Former council member Herron sentenced to jail

Shira Kantor

A federal judge sentenced former Minneapolis City Council member Brian Herron to one year in prison Wednesday after Herron pleaded guilty to federal extortion charges last July.

Herron admitted to requesting $10,000 from local business owner Selwin Ortega in exchange for lenient regulation of Ortega’s 10 Las Americas supermarkets. Herron resigned after the charges became public.

U.S. District Attorney Michael Ward said he thought the judge’s sentence was appropriate.

“He balanced the severity of the offense – which is unquestionable – with the importance of Herron’s cooperation with the investigation,” Ward said.

Because of Herron’s aid, Ward said he supported a lighter sentence than the two to two and a half years in prison federal sentencing guidelines suggest.

The FBI had been secretly monitoring Herron since 1998, when Ortega first approached the bureau with information about the council member’s illegal dealings.

Federal agents video- and audio-recorded the Herron-Ortega transaction last June, but the charges were kept secret until nearly a month later.

The FBI used that time to work with Herron to secure evidence against Basim Sabri, another Minneapolis businessman they suspected was involved in illegal deal-making with city officials.

Sabri was arrested and charged with three felony counts of bribery in August, but the charges were dropped in court last month.

U.S. District Judge Richard Kyle also required that Herron pay $9,000 in restitution – $4,000 of which will go to Ortega.
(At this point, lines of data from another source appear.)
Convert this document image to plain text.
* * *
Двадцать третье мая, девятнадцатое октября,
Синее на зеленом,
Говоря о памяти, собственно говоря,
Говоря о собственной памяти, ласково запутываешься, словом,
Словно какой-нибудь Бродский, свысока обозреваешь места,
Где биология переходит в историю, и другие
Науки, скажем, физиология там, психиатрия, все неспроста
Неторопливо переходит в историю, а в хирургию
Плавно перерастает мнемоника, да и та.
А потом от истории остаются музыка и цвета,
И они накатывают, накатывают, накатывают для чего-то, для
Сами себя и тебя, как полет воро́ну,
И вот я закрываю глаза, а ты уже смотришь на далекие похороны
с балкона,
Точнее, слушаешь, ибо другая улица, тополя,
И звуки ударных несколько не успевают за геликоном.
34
The remaining $5,000 is marked for Manouchehr Dousti, a local used-car dealer from whom Herron took the same sum in October 2000. Herron had said the money was a bribe, but Dousti maintained it was extorted by Herron.

The former 8th Ward representative will begin serving his sentence March 6. After his release, Herron will be under supervision for three years.

Herron – who, according to court documents, had been found to have recently used marijuana at the time of his arrest – will be
subjected to random drug testing, as well as probational financial supervision.

Kyle recommended the federal facility in Duluth for Herron’s incarceration.

Herron declined to comment.

The former council member’s admission touched off federal and local investigations into Minneapolis inspections and regulatory services to determine whether more widespread corruption existed in city government.

The city’s self-investigation is being conducted by Chicago attorney Joseph Duffy. Duffy attended a City Council meeting last week, where he told city officials his inquiry should be complete this month.

Ward said he could not comment on the federal investigation.